Sotheby’s will auction off five unique Bang & Olufsen BeoSound 1 speakers this week, which the two companies are calling a celebration of the art of design. Each speaker has been individually anodized and dyed at B&O’s world-leading aluminum factory in Denmark. This is what makes the pieces genuinely special: Bang & Olufsen fancies itself the best company in the world when it comes to crafting aluminum (its high-profile clients like BMW would agree), and it achieves a level of design precision that’s rarely matched. You certainly couldn’t just buy a generic BeoSound 1 and spray-paint it to look like one of these special one-of-a-kind editions.
Originally produced to mark the 2016 launch of the BeoSound 1 360-degree wireless speaker, the five distinctively colored pieces are going up for online auction this Thursday, with an estimated final cost of somewhere between $3,000 and $5,000. That’s double and triple the original price of $1,495, which was in itself a steep hill climb for a Wi-Fi speaker.

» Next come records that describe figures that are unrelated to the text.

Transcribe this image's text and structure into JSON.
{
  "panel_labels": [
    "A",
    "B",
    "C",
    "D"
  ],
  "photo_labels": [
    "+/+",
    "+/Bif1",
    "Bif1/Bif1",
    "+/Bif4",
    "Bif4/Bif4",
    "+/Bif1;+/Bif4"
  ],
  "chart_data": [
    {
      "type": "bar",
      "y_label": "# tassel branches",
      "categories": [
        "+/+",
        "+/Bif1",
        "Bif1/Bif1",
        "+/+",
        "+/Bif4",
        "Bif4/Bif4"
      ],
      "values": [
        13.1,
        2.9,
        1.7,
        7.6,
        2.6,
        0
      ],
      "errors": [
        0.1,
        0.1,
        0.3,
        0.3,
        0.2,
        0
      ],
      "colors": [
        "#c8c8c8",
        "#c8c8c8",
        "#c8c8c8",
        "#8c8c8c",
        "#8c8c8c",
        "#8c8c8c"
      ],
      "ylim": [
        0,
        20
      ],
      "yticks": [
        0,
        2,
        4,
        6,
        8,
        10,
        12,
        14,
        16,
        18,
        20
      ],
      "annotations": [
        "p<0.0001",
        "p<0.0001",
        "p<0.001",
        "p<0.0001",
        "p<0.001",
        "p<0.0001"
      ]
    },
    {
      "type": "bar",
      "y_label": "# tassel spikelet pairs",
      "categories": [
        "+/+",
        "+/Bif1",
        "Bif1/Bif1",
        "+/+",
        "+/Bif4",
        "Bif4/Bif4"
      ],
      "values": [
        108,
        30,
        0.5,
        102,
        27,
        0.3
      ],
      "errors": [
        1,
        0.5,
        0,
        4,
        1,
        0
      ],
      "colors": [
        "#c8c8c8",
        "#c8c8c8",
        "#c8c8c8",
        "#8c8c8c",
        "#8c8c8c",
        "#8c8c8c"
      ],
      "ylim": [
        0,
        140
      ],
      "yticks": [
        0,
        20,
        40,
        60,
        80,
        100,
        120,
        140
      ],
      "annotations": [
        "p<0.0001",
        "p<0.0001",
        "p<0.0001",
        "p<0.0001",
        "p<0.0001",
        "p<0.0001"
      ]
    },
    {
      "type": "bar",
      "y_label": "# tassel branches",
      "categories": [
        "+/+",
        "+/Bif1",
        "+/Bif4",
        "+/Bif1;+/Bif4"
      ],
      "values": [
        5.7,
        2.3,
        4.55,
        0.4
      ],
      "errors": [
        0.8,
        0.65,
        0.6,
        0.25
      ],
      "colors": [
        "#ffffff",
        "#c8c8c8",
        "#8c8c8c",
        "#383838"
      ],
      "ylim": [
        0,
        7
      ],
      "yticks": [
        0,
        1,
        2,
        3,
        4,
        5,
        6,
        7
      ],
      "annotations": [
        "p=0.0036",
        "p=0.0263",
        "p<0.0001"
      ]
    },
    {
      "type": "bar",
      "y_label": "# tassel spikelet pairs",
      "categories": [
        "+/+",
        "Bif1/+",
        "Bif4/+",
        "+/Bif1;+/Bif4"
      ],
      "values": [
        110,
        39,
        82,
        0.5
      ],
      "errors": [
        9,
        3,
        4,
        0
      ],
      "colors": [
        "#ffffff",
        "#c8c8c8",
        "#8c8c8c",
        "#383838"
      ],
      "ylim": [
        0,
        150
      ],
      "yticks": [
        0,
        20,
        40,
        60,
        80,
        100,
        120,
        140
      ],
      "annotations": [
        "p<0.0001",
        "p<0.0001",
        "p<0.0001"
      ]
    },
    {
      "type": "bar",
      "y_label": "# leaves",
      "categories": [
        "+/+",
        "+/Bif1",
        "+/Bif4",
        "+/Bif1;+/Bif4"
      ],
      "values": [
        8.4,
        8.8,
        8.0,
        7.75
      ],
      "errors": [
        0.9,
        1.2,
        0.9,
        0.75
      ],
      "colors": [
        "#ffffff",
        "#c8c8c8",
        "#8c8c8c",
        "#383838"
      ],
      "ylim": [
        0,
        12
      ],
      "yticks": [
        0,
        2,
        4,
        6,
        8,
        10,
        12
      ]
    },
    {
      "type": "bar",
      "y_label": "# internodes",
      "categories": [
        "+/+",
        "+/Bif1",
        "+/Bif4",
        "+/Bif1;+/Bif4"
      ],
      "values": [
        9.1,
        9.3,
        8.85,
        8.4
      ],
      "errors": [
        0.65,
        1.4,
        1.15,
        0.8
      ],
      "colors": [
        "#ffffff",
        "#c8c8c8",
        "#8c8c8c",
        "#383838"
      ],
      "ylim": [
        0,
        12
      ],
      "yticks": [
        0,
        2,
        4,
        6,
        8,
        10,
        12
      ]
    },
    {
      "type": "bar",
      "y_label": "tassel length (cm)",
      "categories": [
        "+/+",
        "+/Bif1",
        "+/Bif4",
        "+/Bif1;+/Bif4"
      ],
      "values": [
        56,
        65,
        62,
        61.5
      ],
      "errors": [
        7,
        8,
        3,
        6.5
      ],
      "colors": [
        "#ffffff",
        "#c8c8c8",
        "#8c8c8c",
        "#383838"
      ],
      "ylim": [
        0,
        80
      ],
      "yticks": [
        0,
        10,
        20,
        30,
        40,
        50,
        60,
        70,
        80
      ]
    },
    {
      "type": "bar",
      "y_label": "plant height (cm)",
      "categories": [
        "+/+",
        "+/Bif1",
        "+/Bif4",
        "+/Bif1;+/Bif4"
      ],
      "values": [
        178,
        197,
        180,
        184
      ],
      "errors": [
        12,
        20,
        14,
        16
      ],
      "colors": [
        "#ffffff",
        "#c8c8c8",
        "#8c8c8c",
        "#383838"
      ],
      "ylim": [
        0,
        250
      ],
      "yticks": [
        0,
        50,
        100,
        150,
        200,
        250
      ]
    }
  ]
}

I reviewed the larger BeoSound 2 last year and really enjoyed its warm and friendly sound, though not to the degree where I would recommend it as a rational $1,995 purchase. The BeoSound 1 has the advantage of being nominally portable — with a built-in 16-hour battery — though reviews of its sound quality and performance don’t describe it as being the truly hi-fi product that might justify its price in functional terms. No, if you’re buying one of these B&O speakers, you’re doing it for the looks, the precise engineering, and, in the case of these five unique examples, the knowledge you have a thing inscribed with “1/1” to signify its exclusivity.